In vielen europäischen Ländern, aber auch auf dem chinesischen Automarkt, befindet sich die Elektromobilität auf dem Vormarsch. Auch in Deutschland zeichnet sich eine Entwicklung hin zu höheren Anteilen an E-Fahrzeugen auf unseren Straßen ab. Im Fahrwasser dieses Prozesses muss der Ausbau einer geeigneten Ladeinfrastruktur vollzogen werden. Die steigende Ladekapazität hat dabei Auswirkungen auf die Stromnetze, welche die benötigte Energie zu jeder Zeit zur Verfügung stellen müssen. Auch die Betreiber der Stromübertragungsnetze beschäftigen sich daher intensiv mit den Folgen der Elektromobilität auf ihre Netze.

Der Zuwachs der E-Fahrzeugflotte wird im Netzentwicklungsplan unter Einbezug verschiedener Szenarien berücksichtigt

Der Ausbau der Elektromobilität wird in Zukunft einen wichtigen Einfluss auf die Stromnetze haben. Diese Entwicklung wird bereits im sogenannten Netzentwicklungsplan (NEP) der vier deutschen Übertragungsnetzbetreiber berücksichtigt. Die Elektromobilität trägt gemäß NEP 2030 wesentlich zu einem Anstieg der Stromnachfrage im Sektor Verkehr bis 2030 bei. Je nach Szenario wird dabei von einem Bedarf zwischen 2,5 TWh im Jahr (konservatives Szenario) und 15 TWh im Jahr (Innovationsszenario) ausgegangen. Wesentliche Treiber sind hier die Degression der Batteriepreise, der Ausbau der Infrastruktur sowie die zunehmende Nutzerakzeptanz. In Relation zur jährlichen Nettostromnachfrage von zukünftig rund 550 TWh pro Jahr liegt der Anteil der Elektromobilität dennoch auch im Maximalszenario bei unter 3 %. Der zusätzliche Verbrauch von Wärmepumpen wird im Vergleich dazu voraussichtlich deutlich stärker ins Gewicht fallen. Zudem wird sich die Transformation im Verkehrssektor über mehrere Jahre hinziehen, die Übertragungsnetzbetreiber können sich somit auf notwendige Anpassungen vorbereiten.

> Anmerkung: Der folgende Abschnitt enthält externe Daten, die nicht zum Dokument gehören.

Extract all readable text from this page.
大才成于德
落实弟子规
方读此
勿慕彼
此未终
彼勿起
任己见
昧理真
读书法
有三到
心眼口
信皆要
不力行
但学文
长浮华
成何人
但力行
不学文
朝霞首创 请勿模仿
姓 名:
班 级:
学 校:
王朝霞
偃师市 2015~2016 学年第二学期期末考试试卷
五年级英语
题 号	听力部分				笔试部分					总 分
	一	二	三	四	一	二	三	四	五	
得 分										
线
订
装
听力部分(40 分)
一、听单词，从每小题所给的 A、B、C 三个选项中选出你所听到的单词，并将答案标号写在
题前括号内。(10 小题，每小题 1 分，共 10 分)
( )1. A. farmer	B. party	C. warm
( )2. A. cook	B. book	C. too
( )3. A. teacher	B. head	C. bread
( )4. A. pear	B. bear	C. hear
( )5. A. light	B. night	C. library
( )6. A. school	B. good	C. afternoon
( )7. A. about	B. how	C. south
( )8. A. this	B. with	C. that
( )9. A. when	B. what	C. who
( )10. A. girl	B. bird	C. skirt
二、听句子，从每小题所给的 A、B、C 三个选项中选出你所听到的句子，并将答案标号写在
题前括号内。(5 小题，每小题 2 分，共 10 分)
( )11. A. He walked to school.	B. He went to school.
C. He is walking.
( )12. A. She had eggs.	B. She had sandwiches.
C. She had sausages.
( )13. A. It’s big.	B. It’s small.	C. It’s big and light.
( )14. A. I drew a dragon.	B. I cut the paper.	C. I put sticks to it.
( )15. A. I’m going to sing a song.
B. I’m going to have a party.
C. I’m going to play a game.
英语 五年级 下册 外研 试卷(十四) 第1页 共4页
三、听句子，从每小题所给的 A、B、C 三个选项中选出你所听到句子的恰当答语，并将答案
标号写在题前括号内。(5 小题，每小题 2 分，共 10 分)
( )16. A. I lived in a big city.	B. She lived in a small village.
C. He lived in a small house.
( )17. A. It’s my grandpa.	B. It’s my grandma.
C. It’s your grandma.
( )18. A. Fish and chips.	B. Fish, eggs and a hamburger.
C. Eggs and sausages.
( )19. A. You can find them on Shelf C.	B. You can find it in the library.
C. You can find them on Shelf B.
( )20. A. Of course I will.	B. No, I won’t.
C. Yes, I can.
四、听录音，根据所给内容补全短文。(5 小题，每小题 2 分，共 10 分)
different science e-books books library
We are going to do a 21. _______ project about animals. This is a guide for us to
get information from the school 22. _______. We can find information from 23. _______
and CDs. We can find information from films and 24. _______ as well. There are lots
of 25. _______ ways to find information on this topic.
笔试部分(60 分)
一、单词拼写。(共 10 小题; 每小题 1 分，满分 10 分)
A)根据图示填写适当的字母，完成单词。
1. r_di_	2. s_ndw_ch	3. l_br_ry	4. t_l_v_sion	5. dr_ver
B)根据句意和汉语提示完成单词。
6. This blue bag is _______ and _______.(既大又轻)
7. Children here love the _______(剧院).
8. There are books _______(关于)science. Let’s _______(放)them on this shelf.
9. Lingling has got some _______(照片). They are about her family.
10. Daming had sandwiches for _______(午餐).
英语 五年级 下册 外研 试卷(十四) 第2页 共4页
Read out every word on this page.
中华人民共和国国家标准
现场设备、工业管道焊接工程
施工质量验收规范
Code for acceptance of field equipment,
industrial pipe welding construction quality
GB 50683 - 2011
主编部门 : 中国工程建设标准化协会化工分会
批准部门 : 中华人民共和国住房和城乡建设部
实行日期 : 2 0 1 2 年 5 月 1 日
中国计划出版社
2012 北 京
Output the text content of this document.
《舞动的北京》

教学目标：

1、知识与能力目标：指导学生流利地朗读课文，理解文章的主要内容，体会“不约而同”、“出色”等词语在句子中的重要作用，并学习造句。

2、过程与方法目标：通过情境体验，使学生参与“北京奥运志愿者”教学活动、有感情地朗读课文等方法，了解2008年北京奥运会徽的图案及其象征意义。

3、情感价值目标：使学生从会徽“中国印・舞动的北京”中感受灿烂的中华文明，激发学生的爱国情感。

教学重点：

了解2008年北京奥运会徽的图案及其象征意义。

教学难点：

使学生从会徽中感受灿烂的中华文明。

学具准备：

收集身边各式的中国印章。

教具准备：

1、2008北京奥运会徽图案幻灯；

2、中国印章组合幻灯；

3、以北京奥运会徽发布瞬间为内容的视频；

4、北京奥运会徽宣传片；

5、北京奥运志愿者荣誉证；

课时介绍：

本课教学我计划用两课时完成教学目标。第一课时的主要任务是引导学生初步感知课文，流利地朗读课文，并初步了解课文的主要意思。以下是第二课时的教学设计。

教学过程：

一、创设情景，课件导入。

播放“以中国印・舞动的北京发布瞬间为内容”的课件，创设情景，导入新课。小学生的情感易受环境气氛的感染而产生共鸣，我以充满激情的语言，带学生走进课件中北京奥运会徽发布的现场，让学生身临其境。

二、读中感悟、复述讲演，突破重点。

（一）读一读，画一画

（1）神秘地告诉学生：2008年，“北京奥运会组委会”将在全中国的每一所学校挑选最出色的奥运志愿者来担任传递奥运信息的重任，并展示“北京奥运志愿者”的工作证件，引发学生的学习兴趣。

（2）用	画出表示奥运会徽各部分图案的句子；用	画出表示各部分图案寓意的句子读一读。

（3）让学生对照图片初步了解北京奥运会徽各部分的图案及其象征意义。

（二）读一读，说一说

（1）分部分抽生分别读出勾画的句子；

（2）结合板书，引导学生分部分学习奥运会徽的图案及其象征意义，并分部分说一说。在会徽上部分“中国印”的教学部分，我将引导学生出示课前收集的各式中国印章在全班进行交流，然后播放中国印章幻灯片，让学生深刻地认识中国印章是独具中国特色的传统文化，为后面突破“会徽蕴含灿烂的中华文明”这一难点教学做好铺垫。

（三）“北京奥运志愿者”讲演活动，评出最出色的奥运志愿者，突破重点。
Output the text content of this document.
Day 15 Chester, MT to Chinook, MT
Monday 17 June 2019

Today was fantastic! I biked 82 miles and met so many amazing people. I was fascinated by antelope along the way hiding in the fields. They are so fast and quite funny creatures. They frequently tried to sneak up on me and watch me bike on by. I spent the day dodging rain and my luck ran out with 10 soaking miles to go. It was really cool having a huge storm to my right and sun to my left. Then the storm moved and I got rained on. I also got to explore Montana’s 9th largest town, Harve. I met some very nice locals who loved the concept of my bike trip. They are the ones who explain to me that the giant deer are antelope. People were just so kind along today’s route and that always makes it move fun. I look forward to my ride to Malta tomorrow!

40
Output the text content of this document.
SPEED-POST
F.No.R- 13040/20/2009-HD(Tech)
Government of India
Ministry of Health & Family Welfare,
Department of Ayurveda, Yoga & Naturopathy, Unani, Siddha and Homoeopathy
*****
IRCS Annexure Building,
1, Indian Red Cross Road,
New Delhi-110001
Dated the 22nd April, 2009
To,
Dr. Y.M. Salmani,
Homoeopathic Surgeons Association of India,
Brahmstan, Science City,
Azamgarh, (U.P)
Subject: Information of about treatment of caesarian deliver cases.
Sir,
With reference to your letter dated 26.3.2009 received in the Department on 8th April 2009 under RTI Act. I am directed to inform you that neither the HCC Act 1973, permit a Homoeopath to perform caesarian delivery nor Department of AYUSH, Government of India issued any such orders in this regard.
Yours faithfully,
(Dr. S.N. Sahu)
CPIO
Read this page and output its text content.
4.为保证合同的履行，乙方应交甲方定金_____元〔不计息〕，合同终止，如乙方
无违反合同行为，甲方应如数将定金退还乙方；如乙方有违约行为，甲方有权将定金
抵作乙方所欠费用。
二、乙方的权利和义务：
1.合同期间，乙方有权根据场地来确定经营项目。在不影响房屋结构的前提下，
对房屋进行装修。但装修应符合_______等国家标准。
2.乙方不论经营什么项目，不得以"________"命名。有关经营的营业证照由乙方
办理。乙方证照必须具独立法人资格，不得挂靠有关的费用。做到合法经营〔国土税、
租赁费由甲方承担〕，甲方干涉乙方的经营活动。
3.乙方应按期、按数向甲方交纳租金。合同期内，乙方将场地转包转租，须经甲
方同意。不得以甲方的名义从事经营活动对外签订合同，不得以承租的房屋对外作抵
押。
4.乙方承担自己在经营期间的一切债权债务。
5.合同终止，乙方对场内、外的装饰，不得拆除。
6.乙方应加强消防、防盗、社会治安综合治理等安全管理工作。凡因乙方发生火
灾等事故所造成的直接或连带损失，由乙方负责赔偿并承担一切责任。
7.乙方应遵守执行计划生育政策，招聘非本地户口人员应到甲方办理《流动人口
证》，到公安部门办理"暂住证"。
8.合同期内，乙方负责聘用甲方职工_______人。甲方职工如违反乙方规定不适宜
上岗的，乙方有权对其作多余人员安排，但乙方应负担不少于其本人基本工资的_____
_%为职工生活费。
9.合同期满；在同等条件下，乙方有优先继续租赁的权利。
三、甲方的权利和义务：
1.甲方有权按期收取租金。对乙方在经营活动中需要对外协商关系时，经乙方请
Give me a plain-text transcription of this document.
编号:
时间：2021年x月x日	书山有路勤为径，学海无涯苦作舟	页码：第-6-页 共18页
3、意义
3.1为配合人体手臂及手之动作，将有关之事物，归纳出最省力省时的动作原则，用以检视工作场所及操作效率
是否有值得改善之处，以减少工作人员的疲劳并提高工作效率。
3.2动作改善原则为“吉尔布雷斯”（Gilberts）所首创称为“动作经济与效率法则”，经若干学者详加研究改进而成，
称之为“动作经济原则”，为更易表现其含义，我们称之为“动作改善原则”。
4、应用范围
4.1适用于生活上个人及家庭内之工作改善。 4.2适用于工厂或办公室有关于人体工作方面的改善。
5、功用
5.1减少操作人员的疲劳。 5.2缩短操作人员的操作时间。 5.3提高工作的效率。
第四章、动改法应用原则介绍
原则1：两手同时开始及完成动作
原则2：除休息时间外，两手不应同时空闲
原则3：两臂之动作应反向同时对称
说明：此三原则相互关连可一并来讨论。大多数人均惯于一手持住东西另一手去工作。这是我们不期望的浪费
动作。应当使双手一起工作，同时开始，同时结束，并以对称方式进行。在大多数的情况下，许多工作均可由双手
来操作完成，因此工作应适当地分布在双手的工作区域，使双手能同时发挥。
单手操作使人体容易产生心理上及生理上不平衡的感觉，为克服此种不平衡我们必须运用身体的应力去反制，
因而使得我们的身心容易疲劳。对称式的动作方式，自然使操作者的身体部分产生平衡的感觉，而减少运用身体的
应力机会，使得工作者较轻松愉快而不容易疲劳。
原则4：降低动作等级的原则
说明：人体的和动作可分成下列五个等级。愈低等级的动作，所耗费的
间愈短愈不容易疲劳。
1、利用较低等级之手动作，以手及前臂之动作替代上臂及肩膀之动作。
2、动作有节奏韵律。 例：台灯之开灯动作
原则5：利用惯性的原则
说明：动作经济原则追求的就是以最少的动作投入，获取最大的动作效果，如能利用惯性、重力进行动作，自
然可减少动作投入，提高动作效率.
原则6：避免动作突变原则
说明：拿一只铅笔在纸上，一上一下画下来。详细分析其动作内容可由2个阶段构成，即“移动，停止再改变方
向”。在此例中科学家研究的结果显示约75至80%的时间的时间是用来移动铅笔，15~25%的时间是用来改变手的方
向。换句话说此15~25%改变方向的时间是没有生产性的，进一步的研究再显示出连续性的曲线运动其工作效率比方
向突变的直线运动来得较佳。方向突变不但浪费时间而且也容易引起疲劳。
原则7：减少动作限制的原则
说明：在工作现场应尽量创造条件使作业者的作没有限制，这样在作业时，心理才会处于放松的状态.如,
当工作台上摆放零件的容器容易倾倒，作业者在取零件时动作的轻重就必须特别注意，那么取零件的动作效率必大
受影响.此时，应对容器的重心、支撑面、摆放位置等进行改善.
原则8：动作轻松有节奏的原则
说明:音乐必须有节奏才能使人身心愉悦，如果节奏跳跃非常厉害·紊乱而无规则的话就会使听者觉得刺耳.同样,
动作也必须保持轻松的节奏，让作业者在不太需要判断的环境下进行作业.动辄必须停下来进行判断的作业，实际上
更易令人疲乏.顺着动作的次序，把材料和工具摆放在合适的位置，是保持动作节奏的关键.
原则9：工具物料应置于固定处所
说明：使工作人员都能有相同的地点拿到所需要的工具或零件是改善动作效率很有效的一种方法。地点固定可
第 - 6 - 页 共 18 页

Stromübertragungsnetz Tabelle 1: Elektromobilität im NEP der Übertragungsnetzbetreiber (Quelle: Fraunhofer ISI, NEP 2030: Entwicklung der regionalen Stromnachfrage und Lastprofile), * Annahme: tägliche Wiederaufladung des Tagesverbrauchs über ein Ladefenster von 3 Stunden
Tabelle 1: Elektromobilität im NEP der Übertragungsnetzbetreiber (Quelle: Fraunhofer ISI, NEP 2030: Entwicklung der regionalen Stromnachfrage und Lastprofile), * Annahme: tägliche Wiederaufladung des Tagesverbrauchs über ein Ladefenster von 3 Stunden

 

Während die Auswirkungen der durch Elektromobilität induzierten zusätzlichen Jahresenergiemenge auf das Übertragungsnetz bis zum Jahr 2030 eher marginal sind, werden andere Faktoren eine deutlich größere Rolle spielen:

Zum einen steigt die Stromnachfrage – auch für Elektromobilität – gerade in den Ballungsräumen im Süden und Westen Deutschlands überdurchschnittlich an. Auf diese Weise erhöht die Elektromobilität den Transportbedarf für die im Norden eingespeiste regenerativen Energie aus Windparks. Die Übertragungsnetzbetreiber berücksichtigen diese Entwicklung im NEP und ermitteln darin die Netzbaumaßnahmen, die diesen Transport ermöglichen. Jedoch könnte es vermehrt im Verteilnetz ohne intelligente Steuerung zu lokalen Netzengpässen kommen. Zum anderen wird die zusätzliche Last durch das Laden einen spürbaren Einfluss auf die Übertragungsnetze haben. Die angegebene Ladeleistung beruht dabei auf der Annahme eines kurzen Ladefensters und einer hohen Gleichzeitigkeit.

Zukünftige Veränderung der Systemlastkurve erst ab einer größeren Durchdringung im Übertragungsnetz spürbar

Vor allem durch Effizienzgewinne ist eine zukünftige Absenkung des Lastniveaus während des Tages zu beobachten, wohingegen sich in den frühen Abendstunden durch die Elektrofahrzeuge eine deutliche Lastspitze ausbildet (vgl. Abbildung 1). Große Lastgradienten innerhalb kürzester Zeit sind die Folge. Vor allem durch die zunehmende volatile Erzeugung wird die ständige Deckung der Last zur Herausforderung. Diese Aufgabe kann nur mit Hilfe einer abgestimmten Mischung aus Last- und Einspeisemanagement, intelligenten Netzbetriebsmitteln, Speichermöglichkeiten und einem funktionierenden europäischen Verbundnetz als Rückgrat bewältigt werden. In den nächsten Jahren sind jedoch, zumindest bis zum Erreichen des Tipping Points der Elektromobilität, noch keine gravierenden Leistungsspitzen im Übertragungsnetz durch die Elektromobilität zu erwarten.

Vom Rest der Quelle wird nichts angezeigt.